MiniMax provides image understanding via `/v1/coding_plan/vlm` — a **separate endpoint** from `/anthropic/v1/messages` or `/v1/chat/completions`. The MCP tool `mcp_minimax_understand_image` calls this internally.

**Correct endpoint:** `https://api.minimaxi.com/v1/coding_plan/vlm`

**Known working call pattern:**
```python
import urllib.request, json, base64

with open('/path/to/image.jpg', 'rb') as f:
    img_b64 = base64.b64encode(f.read()).decode()

payload = {
    "prompt": "描述这张图片",
    "image_url": f"data:image/jpeg;base64,{img_b64}"
}

req = urllib.request.Request(
    'https://api.minimaxi.com/v1/coding_plan/vlm',
    data=json.dumps(payload).encode(),
    headers={
        'Authorization': f'Bearer {api_key}',
        'Content-Type': 'application/json'
    },
    method='POST'
)
with urllib.request.urlopen(req, timeout=60) as resp:
    result = json.loads(resp.read())
    print(result['content'])
```

**Common errors when calling the wrong endpoint:**
- `404 page not found` on `/anthropic/v1/messages` or `/anthropic/v1/chat/completions` → wrong path
- `HTTP 400` on `/v1/chat/completions` → wrong endpoint for VL
- `login fail: Please carry the API secret key` → MCP auth env issue (check `MINIMAX_API_KEY` in MCP server env, not just `.env`)

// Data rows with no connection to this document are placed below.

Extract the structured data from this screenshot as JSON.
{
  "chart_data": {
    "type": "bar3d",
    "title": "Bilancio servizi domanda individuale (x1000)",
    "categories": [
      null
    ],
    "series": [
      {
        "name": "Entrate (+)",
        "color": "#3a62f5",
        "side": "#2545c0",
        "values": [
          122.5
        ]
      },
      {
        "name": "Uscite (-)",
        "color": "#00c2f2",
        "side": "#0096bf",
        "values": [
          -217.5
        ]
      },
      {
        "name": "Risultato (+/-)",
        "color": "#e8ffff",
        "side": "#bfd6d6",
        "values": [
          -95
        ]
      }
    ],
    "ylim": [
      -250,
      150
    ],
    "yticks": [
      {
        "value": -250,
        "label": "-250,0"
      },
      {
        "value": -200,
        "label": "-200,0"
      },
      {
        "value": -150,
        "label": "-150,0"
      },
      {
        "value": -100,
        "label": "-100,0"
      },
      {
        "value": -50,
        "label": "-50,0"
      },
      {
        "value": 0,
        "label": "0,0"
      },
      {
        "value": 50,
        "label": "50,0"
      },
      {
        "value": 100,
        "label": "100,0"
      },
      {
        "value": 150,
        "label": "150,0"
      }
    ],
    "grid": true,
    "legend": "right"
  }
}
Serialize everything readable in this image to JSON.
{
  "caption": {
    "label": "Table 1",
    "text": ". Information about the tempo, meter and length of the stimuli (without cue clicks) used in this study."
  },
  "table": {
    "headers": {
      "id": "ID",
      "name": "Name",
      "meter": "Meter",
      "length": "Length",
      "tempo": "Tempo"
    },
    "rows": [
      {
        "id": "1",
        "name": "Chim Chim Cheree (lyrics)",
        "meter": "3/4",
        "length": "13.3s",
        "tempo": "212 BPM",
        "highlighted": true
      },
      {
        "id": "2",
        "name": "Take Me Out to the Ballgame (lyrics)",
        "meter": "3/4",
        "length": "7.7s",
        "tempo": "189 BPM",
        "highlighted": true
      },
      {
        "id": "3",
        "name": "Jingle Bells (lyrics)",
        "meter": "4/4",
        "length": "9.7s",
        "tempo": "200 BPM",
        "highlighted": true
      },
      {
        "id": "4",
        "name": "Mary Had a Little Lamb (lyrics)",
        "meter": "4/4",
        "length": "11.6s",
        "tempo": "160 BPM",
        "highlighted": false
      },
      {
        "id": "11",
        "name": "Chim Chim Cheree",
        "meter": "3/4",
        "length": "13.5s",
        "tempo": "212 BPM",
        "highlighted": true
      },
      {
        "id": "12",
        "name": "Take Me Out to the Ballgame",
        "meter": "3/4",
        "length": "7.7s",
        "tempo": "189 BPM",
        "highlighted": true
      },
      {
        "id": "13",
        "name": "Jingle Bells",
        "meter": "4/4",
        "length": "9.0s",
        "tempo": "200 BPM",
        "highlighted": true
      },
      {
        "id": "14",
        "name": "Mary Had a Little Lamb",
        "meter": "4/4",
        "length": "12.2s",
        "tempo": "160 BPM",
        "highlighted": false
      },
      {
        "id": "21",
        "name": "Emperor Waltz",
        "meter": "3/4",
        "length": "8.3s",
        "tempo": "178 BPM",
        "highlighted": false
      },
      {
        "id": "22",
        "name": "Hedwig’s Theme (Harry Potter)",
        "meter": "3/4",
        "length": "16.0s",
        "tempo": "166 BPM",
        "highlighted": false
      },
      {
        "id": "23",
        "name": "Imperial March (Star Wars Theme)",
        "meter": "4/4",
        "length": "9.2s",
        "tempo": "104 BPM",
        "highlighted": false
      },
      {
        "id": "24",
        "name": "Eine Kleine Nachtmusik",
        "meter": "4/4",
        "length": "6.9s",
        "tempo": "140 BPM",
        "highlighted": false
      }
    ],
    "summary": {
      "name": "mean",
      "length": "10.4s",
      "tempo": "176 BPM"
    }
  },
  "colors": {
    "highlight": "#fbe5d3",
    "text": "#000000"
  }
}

**MCP tool and local file paths:** `mcp_minimax_understand_image` supports local file paths natively (converts to base64 internally via `process_image_url()` in utils.py). If it fails on local paths, the MCP server process may be missing env vars — check `~/.hermes/config.yaml` → `mcp_servers.minimax.env`.